With the new law, people who live in their RVs will be pushed to the city’s overnight Safe Parking spaces. They will have to move their RVs every day instead of every three days.

“Most of these vehicles are not in great shape,” Morrison said. He predicted more RV breakdowns and increased costs for people who live in their RVs.

Residents express views

Carol Polhamus of Westside Neighbors shared her support for the staff recommendation. She said her community has been asking for action on this for more than 10 years.

“Santa Cruz is serious about affordable housing,” Polhamus said. “Our city has done much more than surrounding municipalities to stand up services and shelter for those experiencing homelessness.”

Serg Kagno lives in a Mercedes Sprinter van he uses as his office for nonprofit consulting for homeless service providers.

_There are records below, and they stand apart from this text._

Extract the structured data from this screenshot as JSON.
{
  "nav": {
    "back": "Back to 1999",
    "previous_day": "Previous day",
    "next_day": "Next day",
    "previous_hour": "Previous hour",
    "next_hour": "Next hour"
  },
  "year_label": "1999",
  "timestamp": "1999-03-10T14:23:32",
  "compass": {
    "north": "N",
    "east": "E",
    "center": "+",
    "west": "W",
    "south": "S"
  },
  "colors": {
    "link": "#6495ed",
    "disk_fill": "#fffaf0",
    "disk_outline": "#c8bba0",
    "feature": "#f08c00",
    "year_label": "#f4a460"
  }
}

He said the permit would limit his way of life significantly.

“I pay taxes, try to be a good neighbor, have my own mental health diagnosis and disability and will be adversely affected if the [coastal development permit] application is approved. As a consultant for the County of Santa Cruz’s COVID emergency shelters I’ve occasionally supported programs by working nights because the sites did not provide on site parking,” Kagno said. “If the CDP is approved, I would not be able to see a movie; I would not be able to go to bars with friends; would not be able to visit late with friends; would not be able to sleep over at my partner’s house.”

Commissioners weigh in

Meagan Harmon, the commissioner representing the South Central Coast, said she was uncomfortable with Santa Barbara’s oversized vehicle ordinance and knew it was the source of “significant and onerous” litigation and had real quality of life issues.

“It’s a huge challenge for coastal communities to navigate, including those who are houseless,” Harmon said. “I’m struggling with this in light of advice from our general counsel on how environmental justice is used as an overlay; we’re thinking about it as burdens for the coastal development permit. It seems to me the burdens are exclusively focused on marginalized communities and benefits exclusively focused on people who are housed.”

“I don’t see a way of supporting this on those grounds,” she said. “I also have a very difficult, possibly impossible time separating issues of parking oversized vehicles and the state of being unhoused, to me rules like this denies oversized vehicle dwellers and houseless folks with equal protection under the law. That is a very, very significant constitutional concern for me and it’s important is part of this conversation, not an explicit one but certainly one running adjacent to what we’re talking about vis a vis the Coastal Act.”

Commissioners Harmon and Roberto Uranga voted no in the 9-2 vote. Commissioner Effie Turnbull-Sanders was absent for the vote.